Hospitals are generally limiting visitors to one per patient. In general, if you have respiratory symptoms, you should stay home—which means not visiting the hospital or going with others. Hospitals are screening visitors and trying to keep those who are coughing or sneezing from entering. Some might do temperature checks, as well. Staff need to use personal protective equipment (PPE) properly and everybody should wash their hands with soap and water (for 20 seconds), or use hand sanitizer as often as possible. Again, isolating patients with respiratory symptoms and including strategies like drive-up testing, can help prevent the spread.
What is being done for those who don’t have access to health insurance, and can’t afford the out-of-pocket costs associated with treatment for the virus?
As part of the coronavirus relief package that was signed into law this week, there are provisions for free COVID-19 testing, although availability is still a problem. The law also provides workers with two weeks of paid sick leave if they are being tested, or if they have been diagnosed with COVID-19. That’s all that has been passed at this point. Paying for treatment is an unresolved issue, as one report says that even those with insurance might pay $1,300 or more out-of-pocket for COVID-19 treatment.

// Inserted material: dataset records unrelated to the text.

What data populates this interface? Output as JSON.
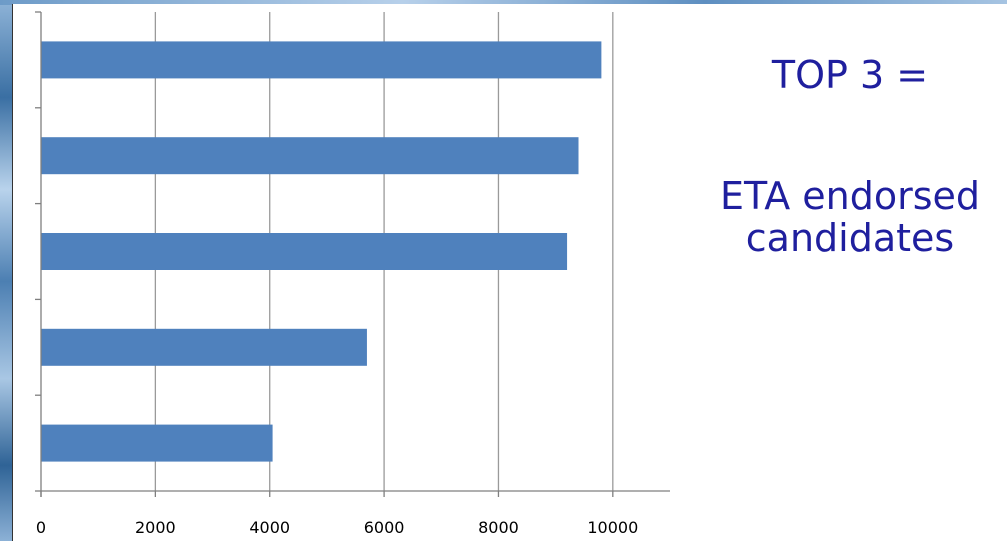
{
  "annotation": {
    "line1": "TOP 3 =",
    "line2": "ETA endorsed",
    "line3": "candidates"
  },
  "colors": {
    "bar": "#4f81bd",
    "gridline": "#9a9a9a",
    "axis": "#7f7f7f",
    "text_accent": "#1f1f9e"
  },
  "chart_data": {
    "type": "bar",
    "orientation": "horizontal",
    "categories": [
      "",
      "",
      "",
      "",
      ""
    ],
    "values": [
      9800,
      9400,
      9200,
      5700,
      4050
    ],
    "xlim": [
      0,
      11000
    ],
    "x_ticks": [
      "0",
      "2000",
      "4000",
      "6000",
      "8000",
      "10000"
    ],
    "x_tick_values": [
      0,
      2000,
      4000,
      6000,
      8000,
      10000
    ],
    "grid": "vertical",
    "title": "",
    "xlabel": "",
    "ylabel": ""
  }
}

Do you believe the pandemic will result in permanent changes to the country’s healthcare system?
Hopefully, this will be a 9/11-style wake-up call that leads to greater preparedness and coordination in the future. ICU beds are very full in normal circumstances, but it’s hard to ask hospitals to invest in capacity that might only be needed in rare surges. People might expect the government and the military to be part of ongoing surge readiness, especially if medical ships and field hospitals prove helpful during this crisis, but hopefully they are not needed.